4. The computing device as recited in claim 1, wherein the second command is a voice command received via the microphone from the user to input an audible comment.

5. The computing device as recited in claim 1, wherein the fourth command is a voice command received via the microphone to modify the current reading position in the text.

6. The computing device as recited in claim 1, wherein the processor executes the instructions to further:

generate a new text file to include at least one of: a text version of the comment provided by the user, the portion of the text with the modified at least one format characteristic, or a text version associated with the at least one format characteristic; and

provide the new text file to the user.

7. A method, comprising:

converting text to an audio version and a plurality of speech marks;

providing the audio version to a user device;

receiving at least one highlight or vocabulary event from the user device, the at least one highlight or vocabulary event includes an event time position associated with the audio file;

determining at least one note from the text based on the event time position and the plurality of speech marks;

generating a document with the at least one note; and

providing the document to the user device.

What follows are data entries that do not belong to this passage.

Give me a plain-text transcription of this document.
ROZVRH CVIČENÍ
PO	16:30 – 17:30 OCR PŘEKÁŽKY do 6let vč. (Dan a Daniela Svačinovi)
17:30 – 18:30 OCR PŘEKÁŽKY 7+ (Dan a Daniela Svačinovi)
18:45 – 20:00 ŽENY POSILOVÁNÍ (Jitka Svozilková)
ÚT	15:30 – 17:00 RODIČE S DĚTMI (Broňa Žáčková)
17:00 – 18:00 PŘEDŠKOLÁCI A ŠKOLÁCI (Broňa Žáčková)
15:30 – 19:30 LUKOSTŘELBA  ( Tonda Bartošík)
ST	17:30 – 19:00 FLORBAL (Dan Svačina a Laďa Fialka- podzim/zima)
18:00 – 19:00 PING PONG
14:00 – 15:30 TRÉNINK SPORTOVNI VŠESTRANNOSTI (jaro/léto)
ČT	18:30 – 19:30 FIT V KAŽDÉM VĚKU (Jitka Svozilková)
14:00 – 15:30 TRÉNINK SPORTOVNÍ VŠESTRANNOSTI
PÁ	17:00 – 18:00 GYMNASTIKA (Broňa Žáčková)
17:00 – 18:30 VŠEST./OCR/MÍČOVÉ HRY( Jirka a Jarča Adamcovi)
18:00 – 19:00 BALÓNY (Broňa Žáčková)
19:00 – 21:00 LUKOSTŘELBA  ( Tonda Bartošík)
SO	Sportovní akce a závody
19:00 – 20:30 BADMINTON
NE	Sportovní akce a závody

8. The method as recited in claim 7, further comprising:

receiving the text or a selection of the text from the user device.

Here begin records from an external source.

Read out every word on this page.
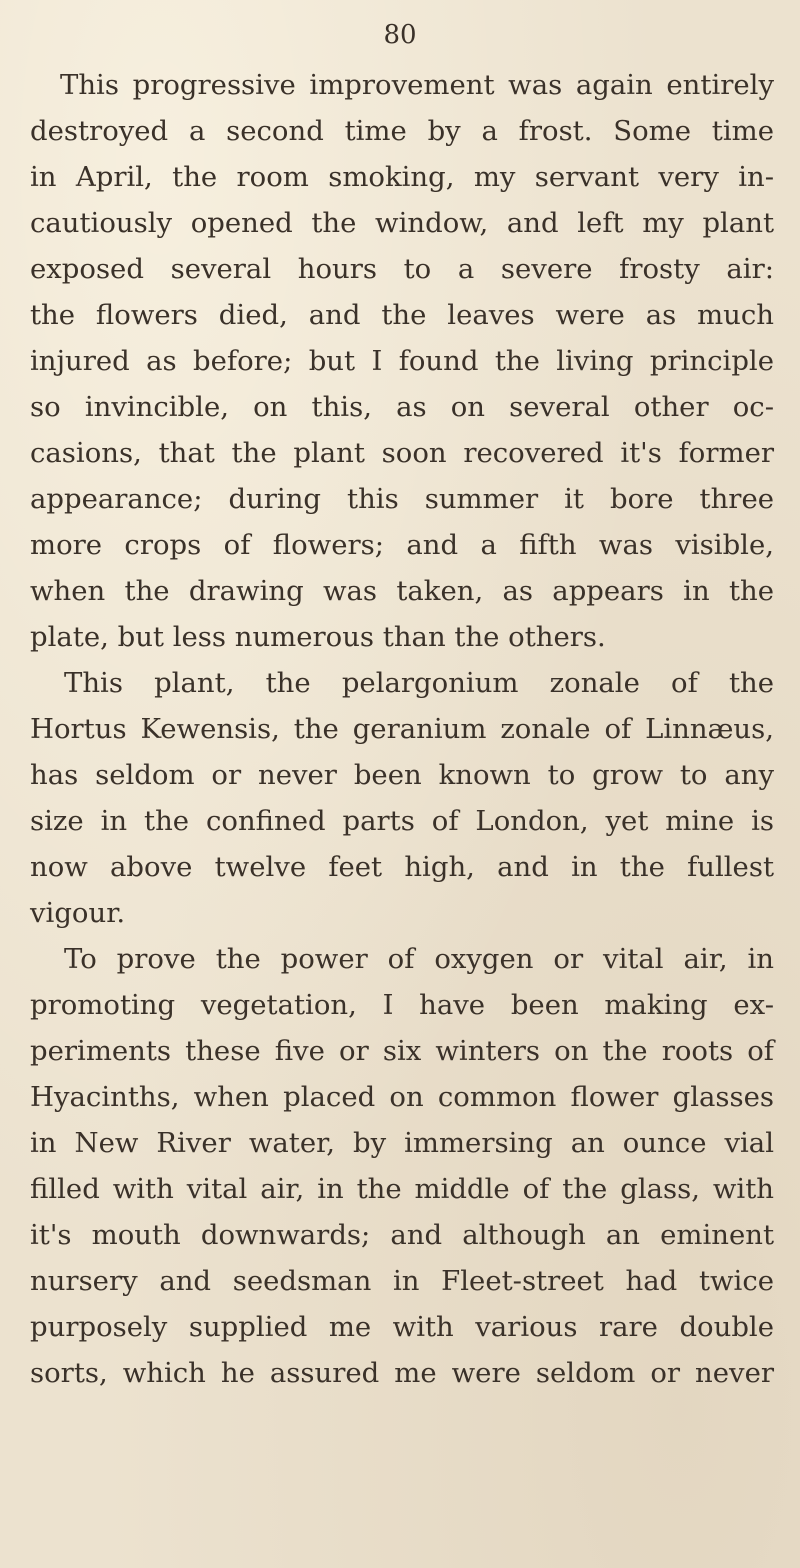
80
This progressive improvement was again entirely
destroyed a second time by a frost. Some time
in April, the room smoking, my servant very in-
cautiously opened the window, and left my plant
exposed several hours to a severe frosty air:
the flowers died, and the leaves were as much
injured as before; but I found the living principle
so invincible, on this, as on several other oc-
casions, that the plant soon recovered it's former
appearance; during this summer it bore three
more crops of flowers; and a fifth was visible,
when the drawing was taken, as appears in the
plate, but less numerous than the others.
This plant, the pelargonium zonale of the
Hortus Kewensis, the geranium zonale of Linnæus,
has seldom or never been known to grow to any
size in the confined parts of London, yet mine is
now above twelve feet high, and in the fullest
vigour.
To prove the power of oxygen or vital air, in
promoting vegetation, I have been making ex-
periments these five or six winters on the roots of
Hyacinths, when placed on common flower glasses
in New River water, by immersing an ounce vial
filled with vital air, in the middle of the glass, with
it's mouth downwards; and although an eminent
nursery and seedsman in Fleet-street had twice
purposely supplied me with various rare double
sorts, which he assured me were seldom or never
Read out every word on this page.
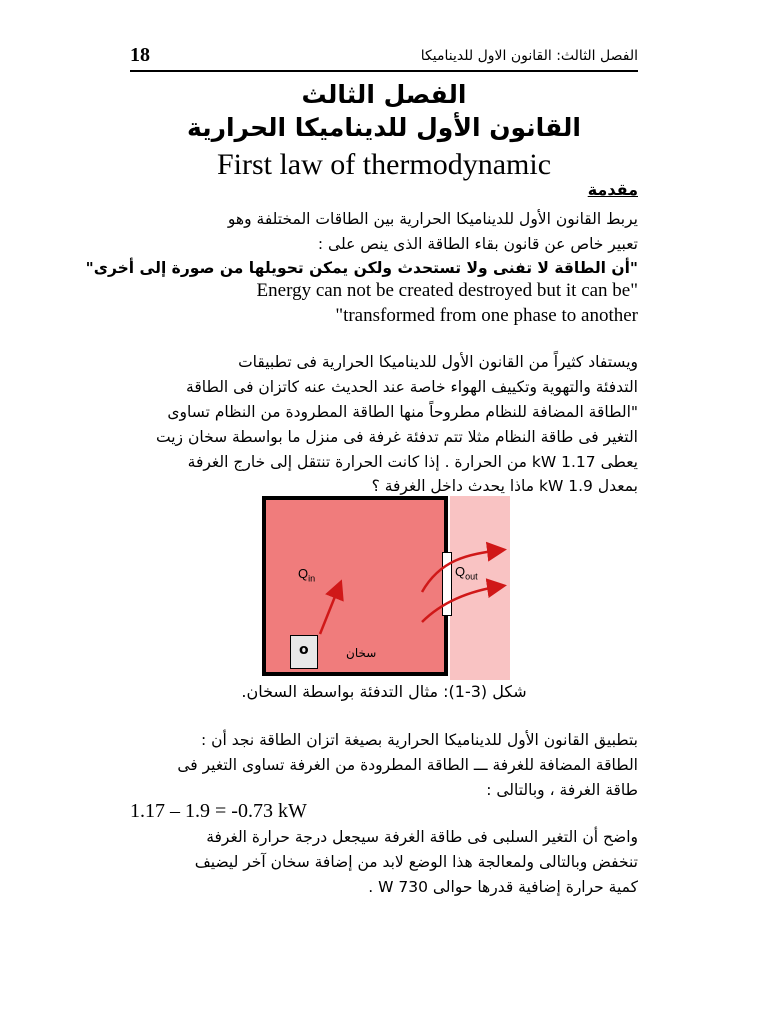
18	الفصل الثالث: القانون الاول للديناميكا
الفصل الثالث
القانون الأول للديناميكا الحرارية
First law of thermodynamic
مقدمة
يربط القانون الأول للديناميكا الحرارية بين الطاقات المختلفة وهو
تعبير خاص عن قانون بقاء الطاقة الذى ينص على :
"أن الطاقة لا تفنى ولا تستحدث ولكن يمكن تحويلها من صورة إلى أخرى"
Energy can not be created destroyed but it can be"
"transformed from one phase to another
ويستفاد كثيراً من القانون الأول للديناميكا الحرارية فى تطبيقات
التدفئة والتهوية وتكييف الهواء خاصة عند الحديث عنه كاتزان فى الطاقة
"الطاقة المضافة للنظام مطروحاً منها الطاقة المطرودة من النظام تساوى
التغير فى طاقة النظام مثلا تتم تدفئة غرفة فى منزل ما بواسطة سخان زيت
يعطى 1.17 kW من الحرارة . إذا كانت الحرارة تنتقل إلى خارج الغرفة
بمعدل 1.9 kW ماذا يحدث داخل الغرفة ؟
o	سخان
$Q_{in}$	$Q_{out}$
شكل (3-1): مثال التدفئة بواسطة السخان.
بتطبيق القانون الأول للديناميكا الحرارية بصيغة اتزان الطاقة نجد أن :
الطاقة المضافة للغرفة ـــ الطاقة المطرودة من الغرفة تساوى التغير فى
طاقة الغرفة ، وبالتالى :
1.17 – 1.9 = -0.73 kW
واضح أن التغير السلبى فى طاقة الغرفة سيجعل درجة حرارة الغرفة
تنخفض وبالتالى ولمعالجة هذا الوضع لابد من إضافة سخان آخر ليضيف
كمية حرارة إضافية قدرها حوالى 730 W .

9. The method as recited in claim 7, wherein receiving the at least one highlight or vocabulary event includes receiving a voice command from a user of the user device to obtain a portion of the text for the document.

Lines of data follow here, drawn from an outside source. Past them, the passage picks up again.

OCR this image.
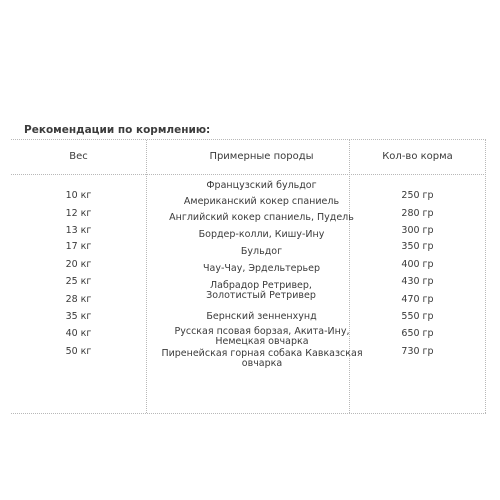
Рекомендации по кормлению:
Вес	Примерные породы	Кол-во корма
Французский бульдог
Американский кокер спаниель
Английский кокер спаниель, Пудель
Бордер-колли, Кишу-Ину
Бульдог
Чау-Чау, Эрдельтерьер
Лабрадор Ретривер, Золотистый Ретривер
Бернский зенненхунд
Русская псовая борзая, Акита-Ину, Немецкая овчарка
Пиренейская горная собака Кавказская овчарка
10 кг
12 кг
13 кг
17 кг
20 кг
25 кг
28 кг
35 кг
40 кг
50 кг
250 гр
280 гр
300 гр
350 гр
400 гр
430 гр
470 гр
550 гр
650 гр
730 гр
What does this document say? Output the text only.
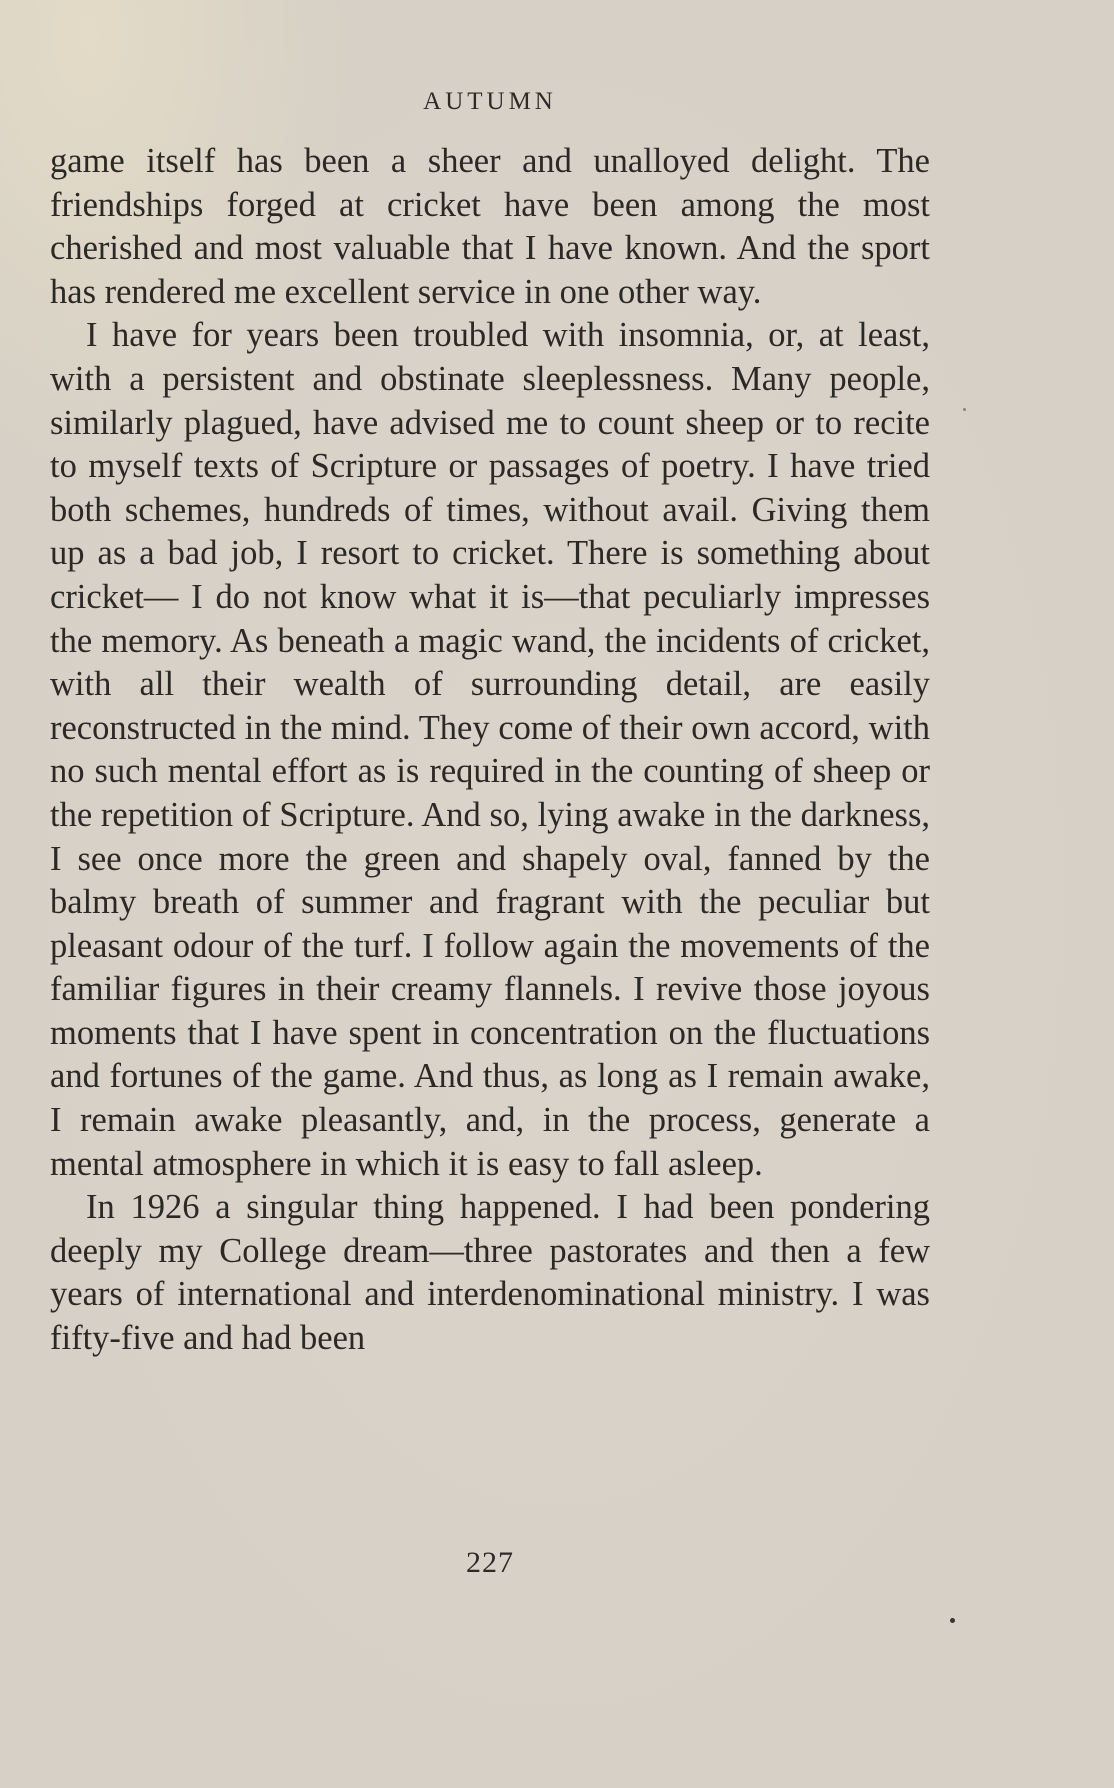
AUTUMN

game itself has been a sheer and unalloyed delight. The friendships forged at cricket have been among the most cherished and most valuable that I have known. And the sport has rendered me excellent service in one other way.

I have for years been troubled with insomnia, or, at least, with a persistent and obstinate sleeplessness. Many people, similarly plagued, have advised me to count sheep or to recite to myself texts of Scripture or passages of poetry. I have tried both schemes, hundreds of times, without avail. Giving them up as a bad job, I resort to cricket. There is something about cricket— I do not know what it is—that peculiarly impresses the memory. As beneath a magic wand, the incidents of cricket, with all their wealth of surrounding detail, are easily reconstructed in the mind. They come of their own accord, with no such mental effort as is required in the counting of sheep or the repetition of Scripture. And so, lying awake in the darkness, I see once more the green and shapely oval, fanned by the balmy breath of summer and fragrant with the peculiar but pleasant odour of the turf. I follow again the movements of the familiar figures in their creamy flannels. I revive those joyous moments that I have spent in concentration on the fluctuations and fortunes of the game. And thus, as long as I remain awake, I remain awake pleasantly, and, in the process, generate a mental atmosphere in which it is easy to fall asleep.

In 1926 a singular thing happened. I had been pondering deeply my College dream—three pastorates and then a few years of international and interdenominational ministry. I was fifty-five and had been

227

10. The method as recited in claim 7, wherein determining the at least one note includes:

identifying a time in the plurality of speech marks that matches the event time position;

determining a text position in the text that corresponds to the identified time; and

generating the at least one note based on an identified number of sentences or an identified word in the text associated with the determined text position.

11. A system, comprising:

a user device that includes:

a microphone to receive audio signals;

a first memory that stores first instructions;

a first processor that executes the first instructions to:

record an audio file via the microphone

receive an input from a user identifying at least one highlight or vocabulary event associated with the audio file; and

determining an event time position associated with each of the at least one highlight or vocabulary event; and

a server device that includes:

a second memory that stores second instructions; and

a second processor that executes the second instructions to:

receive the audio file from the user device;

receive the at least one highlight or vocabulary event associated with the audio file from the user device;

split the audio file into separate audio files for each of the at least one highlight or vocabulary event based on the event time position for each of the at least one highlight or vocabulary event;

convert the separate audio files into separate text files;

determine at least one note for each separate text file;

generate a document with the at least one note; and

provide the document to the user device.

12. The system as recited in claim 11, wherein the input received from the user identifying the at least one highlight or vocabulary event is received as a voice command via the microphone.

13. The system as recited in claim 11, wherein the second processor executes the second instructions to further:

receive a tag provided by the user of the user device identifying a category associated with the at least one highlight or vocabulary event; and

modify the at least one note to include the tag.

14. The system as recited in claim 11, wherein the second processor executes the second instructions to further:

generate a text version of the audio file;

augment the text version based on the at least one highlight or vocabulary event; and

provide the augmented text version to the user device.

15. The system as recited in claim 11, wherein the splitting of the audio file into separate audio files for each of the at least one highlight or vocabulary event includes generating a new audio file for each of the at least one highlight or vocabulary event to include a first portion of time prior to a corresponding event time position and a second portion of time after the corresponding event time position.